Thanks Woody. The one I have on it has a rod going through the lid but the lid has several pat dates inside it. You can see it better in my lids post I just entered. Thank you for the info.  Marvin "the mole"[]


----------



## #1twin (Aug 12, 2009)

Thanks again Woody.   Marvin


----------



## woody (Aug 12, 2009)

Can you show us a photo of just the lid you have for that jar???


----------



## #1twin (Aug 12, 2009)

Here it is. I'm not that great with the camera, so sorry if it is fuzzy[8D]
 It has like 4 different Pat dates inside the glass part of it. It is all the way to the left with a metal rod through it.  Thanks again Woody!   Marvin


----------



## towhead (Aug 12, 2009)

Wow Woody !   Didnt know you were famous!  A lid named after you!
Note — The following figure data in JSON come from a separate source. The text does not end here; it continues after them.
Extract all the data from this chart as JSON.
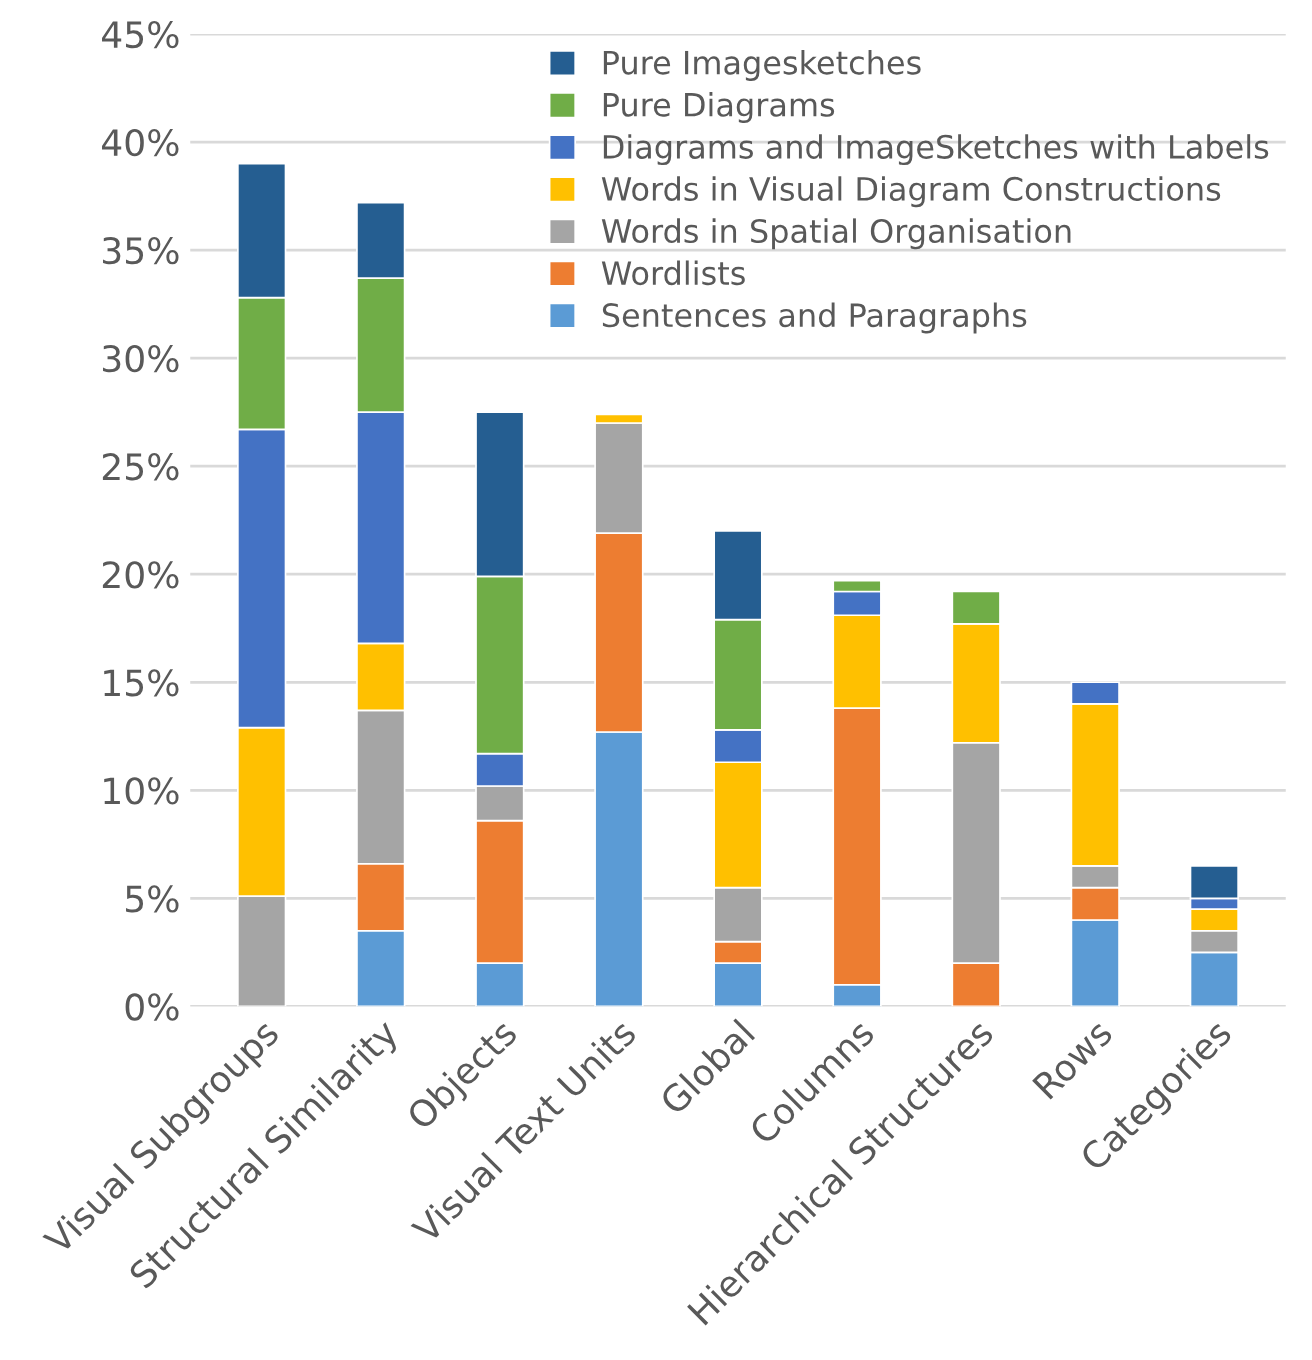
{
  "chart_data": {
    "type": "bar",
    "stacked": true,
    "categories": [
      "Visual Subgroups",
      "Structural Similarity",
      "Objects",
      "Visual Text Units",
      "Global",
      "Columns",
      "Hierarchical Structures",
      "Rows",
      "Categories"
    ],
    "series": [
      {
        "name": "Sentences and Paragraphs",
        "color": "#5b9bd5",
        "values": [
          null,
          3.5,
          2.0,
          12.7,
          2.0,
          1.0,
          null,
          4.0,
          2.5
        ]
      },
      {
        "name": "Wordlists",
        "color": "#ed7d31",
        "values": [
          null,
          3.1,
          6.6,
          9.2,
          1.0,
          12.8,
          2.0,
          1.5,
          null
        ]
      },
      {
        "name": "Words in Spatial Organisation",
        "color": "#a5a5a5",
        "values": [
          5.1,
          7.1,
          1.6,
          5.1,
          2.5,
          null,
          10.2,
          1.0,
          1.0
        ]
      },
      {
        "name": "Words in Visual Diagram Constructions",
        "color": "#ffc000",
        "values": [
          7.8,
          3.1,
          null,
          0.4,
          5.8,
          4.3,
          5.5,
          7.5,
          1.0
        ]
      },
      {
        "name": "Diagrams and ImageSketches with Labels",
        "color": "#4472c4",
        "values": [
          13.8,
          10.7,
          1.5,
          null,
          1.5,
          1.1,
          null,
          1.0,
          0.5
        ]
      },
      {
        "name": "Pure Diagrams",
        "color": "#70ad47",
        "values": [
          6.1,
          6.2,
          8.2,
          null,
          5.1,
          0.5,
          1.5,
          null,
          null
        ]
      },
      {
        "name": "Pure Imagesketches",
        "color": "#255e91",
        "values": [
          6.2,
          3.5,
          7.6,
          null,
          4.1,
          null,
          null,
          null,
          1.5
        ]
      }
    ],
    "ylim": [
      0,
      45
    ],
    "yticks": [
      {
        "value": 0,
        "label": "0%"
      },
      {
        "value": 5,
        "label": "5%"
      },
      {
        "value": 10,
        "label": "10%"
      },
      {
        "value": 15,
        "label": "15%"
      },
      {
        "value": 20,
        "label": "20%"
      },
      {
        "value": 25,
        "label": "25%"
      },
      {
        "value": 30,
        "label": "30%"
      },
      {
        "value": 35,
        "label": "35%"
      },
      {
        "value": 40,
        "label": "40%"
      },
      {
        "value": 45,
        "label": "45%"
      }
    ],
    "grid": "y",
    "legend": "top right"
  }
}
 Wow Marvin!  You really do have the lids!!!

 -Julie


----------



## woody (Aug 12, 2009)

Not only a lid, Julie, but a glassworks and a town in New Jersey.[]


----------



## woody (Aug 12, 2009)

Marvin, can you give us a close up of just the lid???


----------



## towhead (Aug 13, 2009)

The town of Woodbury....like Mayberry?  hee hee

 -Julie


----------



## #1twin (Aug 14, 2009)

Thank you all for the information and replie's. 
 And thank you so much for the PM message you sent me Woody. I could not answer it because I changed e-mail address'es and I can not mail out for some reason right now with CABLE ONE[]
 Here is what you ask for and thank you so much:  2059 South Drive Biloxi Ms 39531    marvingill@cableone.net  I appreciate everything.  Have a great dig on your next outing.  Marvin[]


----------



## #1twin (Aug 14, 2009)

Woody,  Here is a shot of the inside of the lid where the dates are. Hope this show's enough of the lid as you requested.  Thank you,  Marvin


----------



## woody (Aug 14, 2009)

Did you find the jar with the lid on it???
 I'm trying to figure out what that bolt is sticking out of the bottom of the lid.

 Very funny, julie.
 Now I live in Peyton Place.......... for real.


----------



## pyshodoodle (Aug 14, 2009)

> I live in Peyton Place


 
 I was just wondering about that. Forgive me, I've never read the book... but I assume it's got houses you may be able to identify if you live there... do you ever think of the people that supposedly lived in them when you see them?  Just curious. Been explaining the Katy Gaumer book to a few locals and wondered if you had the same experience at all.


----------



## woody (Aug 14, 2009)

I know people who were actually talked about in the novel.
 Of course the names were changed but everyone knew who Grace Metalious was talking about.
 The town is still pretty much the same way as it was back then.


----------



## #1twin (Aug 15, 2009)

Woody,  The lid was in the same well as the jar. I have never found a lid with a bolt through it either. The glass part of your lid appears to have a hole in it for something, does it not??  Thanks,  Marvin


----------



## woody (Aug 15, 2009)

Yes, there is a vent hole on the lid.


----------